Lettura di 'Fenici e Cartaginesi in Sardegna'Lettura di 'Sardegna punica'Mentre nei secoli precedenti la Sardegna era stato un importante nodo di scambio commerciale soprattutto con l’Etruria e con Roma, l’isola viene inserita nel territorio metropolitano di Cartagine. Di conseguenza viene chiusa ai commerci esteri, da quel momento cessano le importazioni dall’Etruria mentre si instaurano quelle con Atene, che vengono però mediate da Cartagine. A questo scopo, Cartagine stipula con Roma e con molte altre città, soprattutto etrusche, alcuni trattati che di fatto impongono una rigorosa limitazione ai traffici commerciali da e per la Sardegna, che vengono sempre sottoposti al ferreo controllo di Cartagine.
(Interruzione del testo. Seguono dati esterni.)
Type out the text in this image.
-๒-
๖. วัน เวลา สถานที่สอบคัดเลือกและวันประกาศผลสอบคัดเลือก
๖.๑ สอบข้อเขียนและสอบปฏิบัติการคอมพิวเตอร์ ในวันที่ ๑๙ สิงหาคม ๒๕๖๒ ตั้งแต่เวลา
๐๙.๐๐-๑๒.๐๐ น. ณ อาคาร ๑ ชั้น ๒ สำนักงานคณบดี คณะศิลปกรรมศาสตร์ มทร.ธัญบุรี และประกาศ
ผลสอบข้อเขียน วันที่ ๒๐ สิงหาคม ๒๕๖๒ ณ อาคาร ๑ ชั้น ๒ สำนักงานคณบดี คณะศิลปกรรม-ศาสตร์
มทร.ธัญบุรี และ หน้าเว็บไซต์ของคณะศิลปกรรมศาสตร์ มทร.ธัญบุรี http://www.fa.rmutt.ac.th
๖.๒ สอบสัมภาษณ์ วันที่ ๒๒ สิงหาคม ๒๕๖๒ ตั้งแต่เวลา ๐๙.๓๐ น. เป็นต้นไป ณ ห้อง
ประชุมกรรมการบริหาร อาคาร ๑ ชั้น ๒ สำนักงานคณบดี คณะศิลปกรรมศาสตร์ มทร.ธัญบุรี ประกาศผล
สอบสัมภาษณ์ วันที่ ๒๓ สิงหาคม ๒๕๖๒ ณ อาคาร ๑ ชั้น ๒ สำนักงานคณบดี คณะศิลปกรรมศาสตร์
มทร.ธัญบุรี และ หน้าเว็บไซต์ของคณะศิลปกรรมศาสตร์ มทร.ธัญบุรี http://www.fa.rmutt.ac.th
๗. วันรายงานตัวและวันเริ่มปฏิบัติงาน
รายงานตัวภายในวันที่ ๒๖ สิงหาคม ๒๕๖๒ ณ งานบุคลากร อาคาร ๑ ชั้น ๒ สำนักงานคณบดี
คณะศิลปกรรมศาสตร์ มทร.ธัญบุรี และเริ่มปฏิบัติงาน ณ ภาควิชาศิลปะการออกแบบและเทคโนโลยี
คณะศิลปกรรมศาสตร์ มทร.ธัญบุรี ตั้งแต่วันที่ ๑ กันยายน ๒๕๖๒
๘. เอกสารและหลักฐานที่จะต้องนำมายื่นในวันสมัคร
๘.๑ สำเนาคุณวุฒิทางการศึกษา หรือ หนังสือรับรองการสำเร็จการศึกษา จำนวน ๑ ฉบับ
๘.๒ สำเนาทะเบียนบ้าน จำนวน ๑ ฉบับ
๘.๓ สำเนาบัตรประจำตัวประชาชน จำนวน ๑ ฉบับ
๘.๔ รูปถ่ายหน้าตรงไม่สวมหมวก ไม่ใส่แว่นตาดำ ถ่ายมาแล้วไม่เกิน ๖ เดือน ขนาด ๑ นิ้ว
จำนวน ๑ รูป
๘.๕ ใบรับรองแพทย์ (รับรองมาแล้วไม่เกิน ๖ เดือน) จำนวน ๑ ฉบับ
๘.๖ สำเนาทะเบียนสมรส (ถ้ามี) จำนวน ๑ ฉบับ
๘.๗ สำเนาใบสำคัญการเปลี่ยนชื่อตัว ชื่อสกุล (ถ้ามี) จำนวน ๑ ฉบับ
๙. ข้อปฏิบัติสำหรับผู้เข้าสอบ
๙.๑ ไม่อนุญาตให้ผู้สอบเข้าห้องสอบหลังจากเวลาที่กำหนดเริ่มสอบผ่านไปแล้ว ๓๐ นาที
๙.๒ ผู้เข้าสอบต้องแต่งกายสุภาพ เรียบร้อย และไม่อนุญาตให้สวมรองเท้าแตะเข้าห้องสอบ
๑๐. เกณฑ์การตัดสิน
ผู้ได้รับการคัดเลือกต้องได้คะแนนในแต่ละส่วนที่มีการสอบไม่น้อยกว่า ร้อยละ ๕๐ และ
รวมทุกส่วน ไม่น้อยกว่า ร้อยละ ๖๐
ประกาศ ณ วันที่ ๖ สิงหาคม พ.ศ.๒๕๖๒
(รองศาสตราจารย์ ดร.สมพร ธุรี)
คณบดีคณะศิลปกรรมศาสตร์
Il primo trattato - del 509 avanti Cristo - tra Cartagine e Roma

Nel 509 Cartagine stipula il Primo trattato con Roma che riconosce a Cartagine il possesso della Sardegna, ed in base al quale ai Romani viene vietato ogni commercio con l’isola. Ormai, Cartagine si impone come uno dei principali attori nel bacino mediterraneo, ma quello che risulta più evidente è la volontà di assoggettamento delle antiche colonie fenice, che risultano ormai completamente asservite al nuovo padrone. Ne deriva il ridimensionamento, se non la distruzione, di alcuni centri di origine fenicia, ed in quest’ottica va vista la crisi di Sulki, ossia Sant’Antioco; la crisi, se non addirittura il temporaneo abbandono, di Bythia, a Chia in territorio di Domus de Maria; ed inoltre la definitiva rovina di Sarcapos, nella frazione Santa Maria di Villaputzu; e quella di Cuccureddus, la cui attività commerciale cessa definitivamente. La rovina di questi due centri comporta l’interruzione dei commerci tra le città fenice della Sardegna e l’Etruria, nel quale Sarcapos e Cuccureddus, favorite dalla posizione geografica sulla costa orientale dell’Isola, erano particolarmente attive. Quindi, gli Etruschi sono costretti a ritirarsi, dai loro commerci con la Sardegna.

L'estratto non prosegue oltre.